Amazon, Google czy Facebook dziś jeszcze nie muszą się bać takiego scenariusza, ale same doskonale wiedzą (skoro są kopalnią wiedzy o nas wszystkich), że stosunek coraz większej liczby użytkowników internetu do najpotężniejszych firm się zmienia. Im więcej słyszymy o skandalach Facebooka, o karach dla Google, o wątpliwych praktykach Amazona, tym częściej zastanawiamy się, jak należy postępować z takimi potęgami. Pozwalać im na wszystko, skoro zrewolucjonizowali nasze życie? A może dokładniej kontrolować, skoro wykańczają lub wykupują konkurencję, płacą tak mało podatków, jak to tylko możliwe, i mają przemożny wpływ na polityków?

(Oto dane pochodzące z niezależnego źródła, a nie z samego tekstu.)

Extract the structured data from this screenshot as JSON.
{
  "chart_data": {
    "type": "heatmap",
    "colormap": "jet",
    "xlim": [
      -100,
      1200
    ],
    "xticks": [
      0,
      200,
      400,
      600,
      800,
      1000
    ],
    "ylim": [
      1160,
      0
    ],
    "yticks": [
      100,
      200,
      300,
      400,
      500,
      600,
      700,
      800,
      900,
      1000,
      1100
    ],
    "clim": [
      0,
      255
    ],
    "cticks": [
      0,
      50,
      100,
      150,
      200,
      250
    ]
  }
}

Czytaj też: Francuzi karzą Google'a. Co z tego wynika dla polskich firm?
Co zrobi reszta świata
Taktyka obrana przez Unię Europejską wydaje się dziś słuszna – karami wymuszać lepsze zachowanie, ale na razie nie próbować sięgać po zbyt drastyczne rozwiązania. Nie chodzi przecież o to, żeby zatrzymać postęp technologiczny i zamiast jednej świetnej wyszukiwarki (a taką jest bez wątpienia Google) mieć dziesięć miernych, albo podzielić sztucznie Facebooka na szereg małych sieci, z których każda ma mieć np. nie więcej niż 100 mln użytkowników. Ale mniejsze serwisy muszą dostać szansę rozwoju i konkurowania, bo w przeciwnym razie ten postęp szybko się skończy.
Szkoda tylko, że inne ważne kraje, z USA na czele, nie chcą prowadzić podobnej jak Europa polityki. Cywilizowanie internetowych gigantów byłoby dużo prostsze, gdyby wiedzieli, że reguły gry w Unii, Australii, Japonii czy Kanadzie są takie same. Na razie muszą się trzymać na baczności tylko na jednym, choć bardzo ważnym dla nich rynku. W innych częściach świata (poza Chinami, gdzie ich po prostu nie wpuszczono) robią, co chcą.